After a while, Davis has had enough, and Coltrane gets fired. It’s the pivot-point moment of his life: Will he now go up…or down? The film flashes back to his boyhood in North Carolina, where Coltrane grew up immersed in the church — a number of his relatives were preachers — and where he fixated on music as a lifeline in the Jim Crow South. “We gonna share and spread some soothing sweetness against the backdrop of a dark catastrophe,” says Cornel West. “That’s black music.” It was when Coltrane was in the Navy, stationed at Pearl Harbor right after the Second World War, that he made his first recording, a faux-Charlie Parker doodle we hear on the soundtrack that several commentators, notably Wynton Marsalis, mock for sounding like it was made by someone with very little potential.
Coltrane’s fateful decision to kick his heroin habit was more than a personal salvation. It opened the door to who he became as an artist. The myth of the jazz junkie — the notion, shared by so many of the music’s night-world horn-blowers, that heroin heightened their improvisational daring — is one that has never entirely disappeared; it remains, in its death-trap way, a romantic idea. Yet the extraordinary lift-off and trajectory of Coltrane’s career gives the ultimate lie to it. When he got off the junk, his music changed. Only then did it begin to soar, to acquire that heavenly and ecstatic sun-chaser quality.
Jazz, before Coltrane, was the jostling, sexy, mournful, existential sound of the city. Coltrane took that sound and purified it, burning it down to its transcendent core: the sound of faith. The film documents his progression from the formative days with Miles to the scabrously gorgeous soprano-sax version of “My Favorite Things” that became a crossover fluke hit in 1961 to the moment in 1964 when he moved into the room over his garage on Long Island to compose the suite to God that would become “A Love Supreme.” After that landmark album, he shot further out into the cosmos than most listeners wanted to go (he thought he was on a musical spaceship; they heard avant-garde shrieking). But maybe that’s a way of saying that his journey was complete.

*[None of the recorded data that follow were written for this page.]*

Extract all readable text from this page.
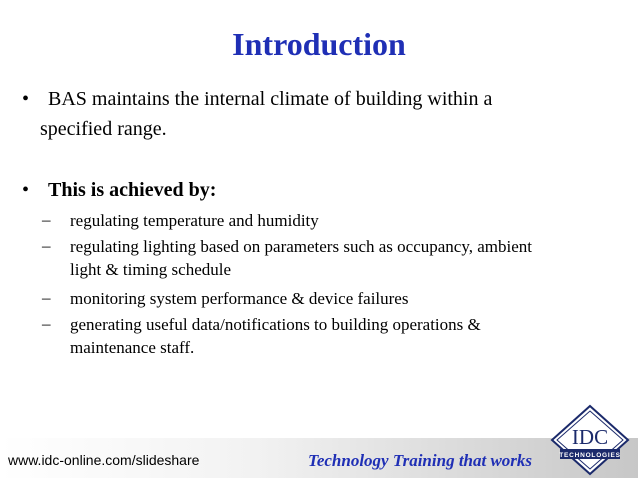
Introduction
• BAS maintains the internal climate of building within a
specified range.
• This is achieved by:
– regulating temperature and humidity
– regulating lighting based on parameters such as occupancy, ambient
light & timing schedule
– monitoring system performance & device failures
– generating useful data/notifications to building operations &
maintenance staff.
www.idc-online.com/slideshare	Technology Training that works
IDC
TECHNOLOGIES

Throughout “Chasing Trane,” Denzel Washington reads Coltrane’s words on the soundtrack, with a plainspoken directness that matches the artist’s no-fuss observations. Yet there’s a reason that Coltrane, in this film, remains a somewhat distant figure: At no point — on the soundtrack, in an interview — do we ever get to hear his voice. He speaks to us only through the saxophone. That makes parts of the movie more remote than they might have been. Coltrane’s marriages, his friendships, the onslaught of the liver cancer that came on with suddenness and killed him at 40: all of this is observed from a slight remove. Yet by treating Coltrane as someone whose identity was filled to the brim by music, “Chasing Trane” presents him as a mythological figure: the apotheosis of jazz. Other great artists would follow, but after Coltrane it would all be sound in the wilderness.